Plasma Enhanced Deposition
One of the required techniques to perform deposition in lasers technology is the PECVD Coating system, which is used often for oxides and nitrides deposition. Coating is done in a reactor with a temperature of about 400 ° C, and generated plasma increases the required energy for the reaction (even in a temperature of 250 - 400degrees with small amounts), to the desired extent.
In this system, compared to the traditional mode, is added a plasma source to system. One another major advantage of this method than conventional methods is the reduction in deposition temperature, whereas by supporting energy, which is derived from plasma and is entered to gas molecules, compensate the lack of kinetic energy.

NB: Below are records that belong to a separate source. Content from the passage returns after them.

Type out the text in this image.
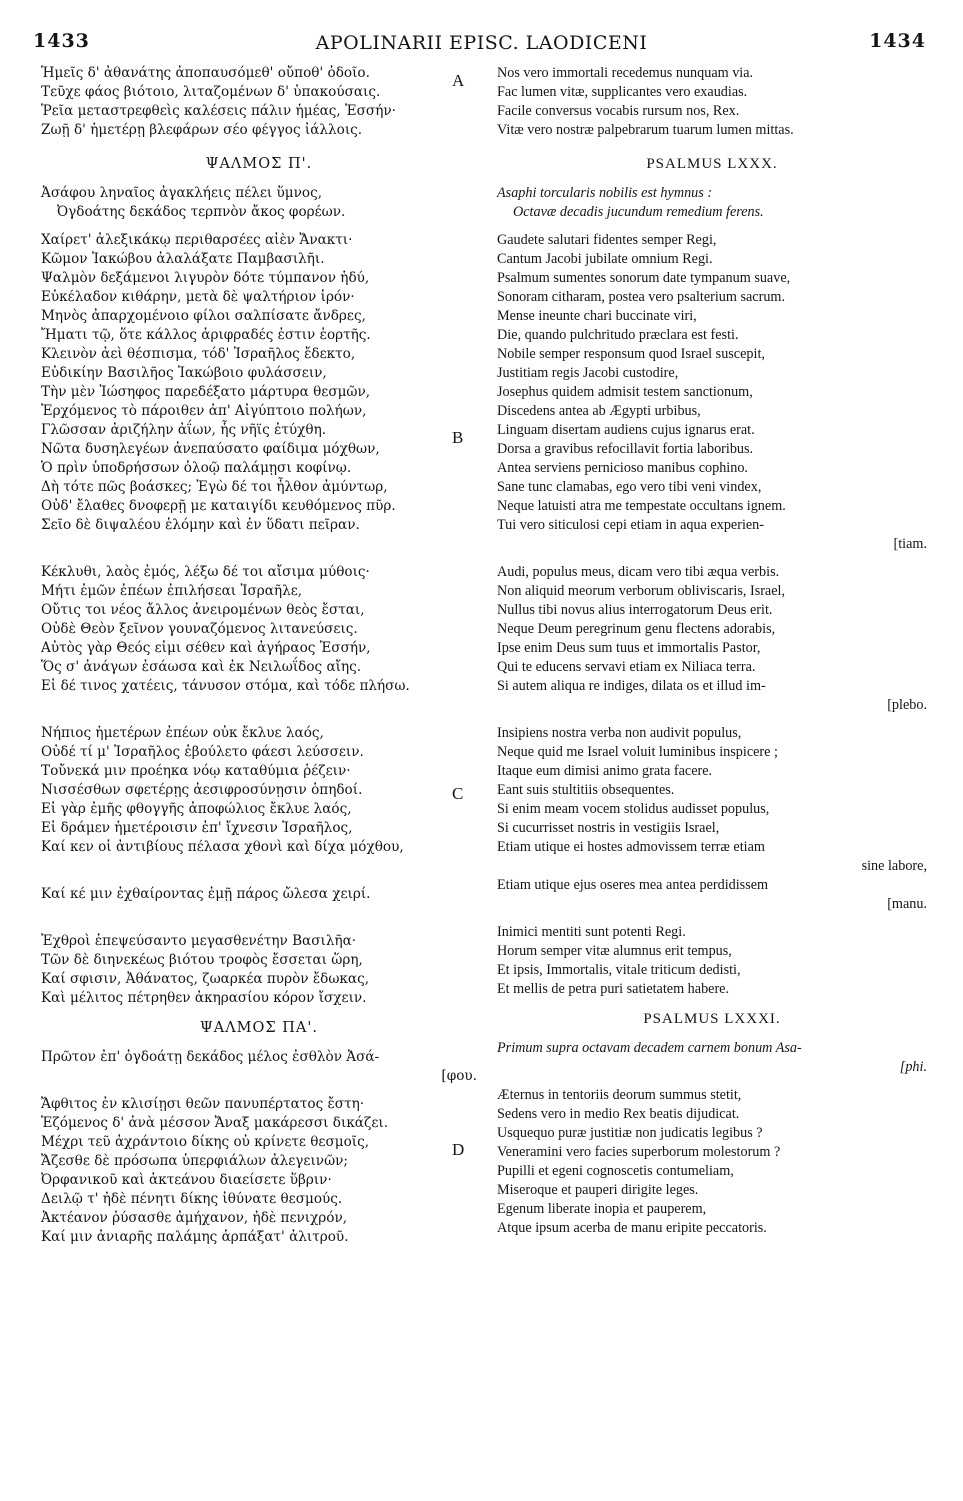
1433	APOLINARII EPISC. LAODICENI	1434
A
B
C
D
Ἡμεῖς δ' ἀθανάτης ἀποπαυσόμεθ' οὔποθ' ὁδοῖο.
Τεῦχε φάος βιότοιο, λιταζομένων δ' ὑπακούσαις.
Ῥεῖα μεταστρεφθεὶς καλέσεις πάλιν ἡμέας, Ἐσσήν·
Ζωῇ δ' ἡμετέρῃ βλεφάρων σέο φέγγος ἰάλλοις.
ΨΑΛΜΟΣ Π'.
Ἀσάφου ληναῖος ἀγακλήεις πέλει ὕμνος,
Ὀγδοάτης δεκάδος τερπνὸν ἄκος φορέων.
Χαίρετ' ἀλεξικάκῳ περιθαρσέες αἰὲν Ἄνακτι·
Κῶμον Ἰακώβου ἀλαλάξατε Παμβασιλῆι.
Ψαλμὸν δεξάμενοι λιγυρὸν δότε τύμπανον ἡδύ,
Εὐκέλαδον κιθάρην, μετὰ δὲ ψαλτήριον ἱρόν·
Μηνὸς ἀπαρχομένοιο φίλοι σαλπίσατε ἄνδρες,
Ἤματι τῷ, ὅτε κάλλος ἀριφραδές ἐστιν ἑορτῆς.
Κλεινὸν ἀεὶ θέσπισμα, τόδ' Ἰσραῆλος ἔδεκτο,
Εὐδικίην Βασιλῆος Ἰακώβοιο φυλάσσειν,
Τὴν μὲν Ἰώσηφος παρεδέξατο μάρτυρα θεσμῶν,
Ἐρχόμενος τὸ πάροιθεν ἀπ' Αἰγύπτοιο πολήων,
Γλῶσσαν ἀριζήλην ἀΐων, ἧς νῆϊς ἐτύχθη.
Νῶτα δυσηλεγέων ἀνεπαύσατο φαίδιμα μόχθων,
Ὁ πρὶν ὑποδρήσσων ὀλοῷ παλάμῃσι κοφίνῳ.
Δὴ τότε πῶς βοάσκες; Ἐγὼ δέ τοι ἦλθον ἀμύντωρ,
Οὐδ' ἔλαθες δνοφερῇ με καταιγίδι κευθόμενος πῦρ.
Σεῖο δὲ διψαλέου ἑλόμην καὶ ἐν ὕδατι πεῖραν.
Κέκλυθι, λαὸς ἐμός, λέξω δέ τοι αἴσιμα μύθοις·
Μήτι ἐμῶν ἐπέων ἐπιλήσεαι Ἰσραῆλε,
Οὔτις τοι νέος ἄλλος ἀνειρομένων θεὸς ἔσται,
Οὐδὲ Θεὸν ξεῖνον γουναζόμενος λιτανεύσεις.
Αὐτὸς γὰρ Θεός εἰμι σέθεν καὶ ἀγήραος Ἐσσήν,
Ὅς σ' ἀνάγων ἐσάωσα καὶ ἐκ Νειλωΐδος αἴης.
Εἰ δέ τινος χατέεις, τάνυσον στόμα, καὶ τόδε πλήσω.
Νήπιος ἡμετέρων ἐπέων οὐκ ἔκλυε λαός,
Οὐδέ τί μ' Ἰσραῆλος ἐβούλετο φάεσι λεύσσειν.
Τοὔνεκά μιν προέηκα νόῳ καταθύμια ῥέζειν·
Νισσέσθων σφετέρῃς ἀεσιφροσύνῃσιν ὁπηδοί.
Εἰ γὰρ ἐμῆς φθογγῆς ἀποφώλιος ἔκλυε λαός,
Εἰ δράμεν ἡμετέροισιν ἐπ' ἴχνεσιν Ἰσραῆλος,
Καί κεν οἱ ἀντιβίους πέλασα χθονὶ καὶ δίχα μόχθου,
Καί κέ μιν ἐχθαίροντας ἐμῇ πάρος ὤλεσα χειρί.
Ἐχθροὶ ἐπεψεύσαντο μεγασθενέτην Βασιλῆα·
Τῶν δὲ διηνεκέως βιότου τροφὸς ἔσσεται ὥρη,
Καί σφισιν, Ἀθάνατος, ζωαρκέα πυρὸν ἔδωκας,
Καὶ μέλιτος πέτρηθεν ἀκηρασίου κόρον ἴσχειν.
ΨΑΛΜΟΣ ΠΑ'.
Πρῶτον ἐπ' ὀγδοάτῃ δεκάδος μέλος ἐσθλὸν Ἀσά-
[φου.
Ἄφθιτος ἐν κλισίῃσι θεῶν πανυπέρτατος ἔστη·
Ἑζόμενος δ' ἀνὰ μέσσον Ἄναξ μακάρεσσι δικάζει.
Μέχρι τεῦ ἀχράντοιο δίκης οὐ κρίνετε θεσμοῖς,
Ἄζεσθε δὲ πρόσωπα ὑπερφιάλων ἀλεγεινῶν;
Ὀρφανικοῦ καὶ ἀκτεάνου διαείσετε ὕβριν·
Δειλῷ τ' ἠδὲ πένητι δίκης ἰθύνατε θεσμούς.
Ἀκτέανον ῥύσασθε ἀμήχανον, ἠδὲ πενιχρόν,
Καί μιν ἀνιαρῆς παλάμης ἁρπάξατ' ἀλιτροῦ.
Nos vero immortali recedemus nunquam via.
Fac lumen vitæ, supplicantes vero exaudias.
Facile conversus vocabis rursum nos, Rex.
Vitæ vero nostræ palpebrarum tuarum lumen mittas.
PSALMUS LXXX.
Asaphi torcularis nobilis est hymnus :
Octavæ decadis jucundum remedium ferens.
Gaudete salutari fidentes semper Regi,
Cantum Jacobi jubilate omnium Regi.
Psalmum sumentes sonorum date tympanum suave,
Sonoram citharam, postea vero psalterium sacrum.
Mense ineunte chari buccinate viri,
Die, quando pulchritudo præclara est festi.
Nobile semper responsum quod Israel suscepit,
Justitiam regis Jacobi custodire,
Josephus quidem admisit testem sanctionum,
Discedens antea ab Ægypti urbibus,
Linguam disertam audiens cujus ignarus erat.
Dorsa a gravibus refocillavit fortia laboribus.
Antea serviens pernicioso manibus cophino.
Sane tunc clamabas, ego vero tibi veni vindex,
Neque latuisti atra me tempestate occultans ignem.
Tui vero siticulosi cepi etiam in aqua experien-
[tiam.
Audi, populus meus, dicam vero tibi æqua verbis.
Non aliquid meorum verborum obliviscaris, Israel,
Nullus tibi novus alius interrogatorum Deus erit.
Neque Deum peregrinum genu flectens adorabis,
Ipse enim Deus sum tuus et immortalis Pastor,
Qui te educens servavi etiam ex Niliaca terra.
Si autem aliqua re indiges, dilata os et illud im-
[plebo.
Insipiens nostra verba non audivit populus,
Neque quid me Israel voluit luminibus inspicere ;
Itaque eum dimisi animo grata facere.
Eant suis stultitiis obsequentes.
Si enim meam vocem stolidus audisset populus,
Si cucurrisset nostris in vestigiis Israel,
Etiam utique ei hostes admovissem terræ etiam
sine labore,
Etiam utique ejus oseres mea antea perdidissem
[manu.
Inimici mentiti sunt potenti Regi.
Horum semper vitæ alumnus erit tempus,
Et ipsis, Immortalis, vitale triticum dedisti,
Et mellis de petra puri satietatem habere.
PSALMUS LXXXI.
Primum supra octavam decadem carnem bonum Asa-
[phi.
Æternus in tentoriis deorum summus stetit,
Sedens vero in medio Rex beatis dijudicat.
Usquequo puræ justitiæ non judicatis legibus ?
Veneramini vero facies superborum molestorum ?
Pupilli et egeni cognoscetis contumeliam,
Miseroque et pauperi dirigite leges.
Egenum liberate inopia et pauperem,
Atque ipsum acerba de manu eripite peccatoris.
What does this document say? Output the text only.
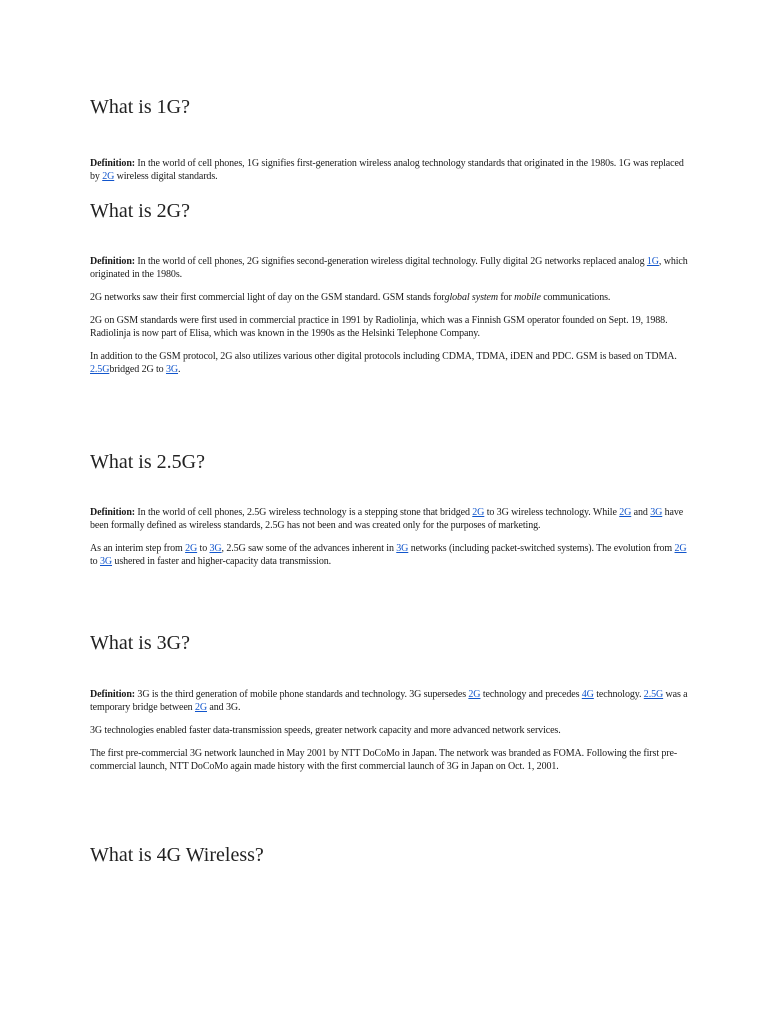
What is 1G?

Definition: In the world of cell phones, 1G signifies first-generation wireless analog technology standards that originated in the 1980s. 1G was replaced by 2G wireless digital standards.

What is 2G?

Definition: In the world of cell phones, 2G signifies second-generation wireless digital technology. Fully digital 2G networks replaced analog 1G, which originated in the 1980s.

2G networks saw their first commercial light of day on the GSM standard. GSM stands forglobal system for mobile communications.

2G on GSM standards were first used in commercial practice in 1991 by Radiolinja, which was a Finnish GSM operator founded on Sept. 19, 1988. Radiolinja is now part of Elisa, which was known in the 1990s as the Helsinki Telephone Company.

In addition to the GSM protocol, 2G also utilizes various other digital protocols including CDMA, TDMA, iDEN and PDC. GSM is based on TDMA. 2.5Gbridged 2G to 3G.

What is 2.5G?

Definition: In the world of cell phones, 2.5G wireless technology is a stepping stone that bridged 2G to 3G wireless technology. While 2G and 3G have been formally defined as wireless standards, 2.5G has not been and was created only for the purposes of marketing.

As an interim step from 2G to 3G, 2.5G saw some of the advances inherent in 3G networks (including packet-switched systems). The evolution from 2G to 3G ushered in faster and higher-capacity data transmission.

What is 3G?

Definition: 3G is the third generation of mobile phone standards and technology. 3G supersedes 2G technology and precedes 4G technology. 2.5G was a temporary bridge between 2G and 3G.

3G technologies enabled faster data-transmission speeds, greater network capacity and more advanced network services.

The first pre-commercial 3G network launched in May 2001 by NTT DoCoMo in Japan. The network was branded as FOMA. Following the first pre-commercial launch, NTT DoCoMo again made history with the first commercial launch of 3G in Japan on Oct. 1, 2001.

What is 4G Wireless?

As indicated in Figure 1, the main difference is adding one radio-frequency generator to generate the plasma.
Right. standard Coating system, Left. vertical single-wafer PECVD system.
Sometimes it is possible that use of two plasma source in CVD system. Using two plasma sources causes to the density of plasma and energy of ion be adjusted independently. For example, the 13.56 MHz converter, the density of plasma, and low 350 kHz frequency converter indicate the energy of ions. As shown in Figure 2, PECVD systems can have a horizontal structure.
Figure 2: Schematic view of a horizontal PECVD system
The properties of deposited oxides and silicon nitride by this method is completely different with obtained result from LPCVD method, which is done at higher temperatures. These properties are including Surface hardness and stoichiometry, that as a result, lead to changes in surface smoothness, dielectric constant, and refractive index, and so on.
In Table 1, is shown most common chemical needed reactions to build some of the chemical and physical layers. In Table 1, is given different conditions for coating the layers. In this table, is brought required gases to form a layer, the type of system, chemical coating, the type of composition, and required temperature.
Table 1: The conditions of coating to form a common layers.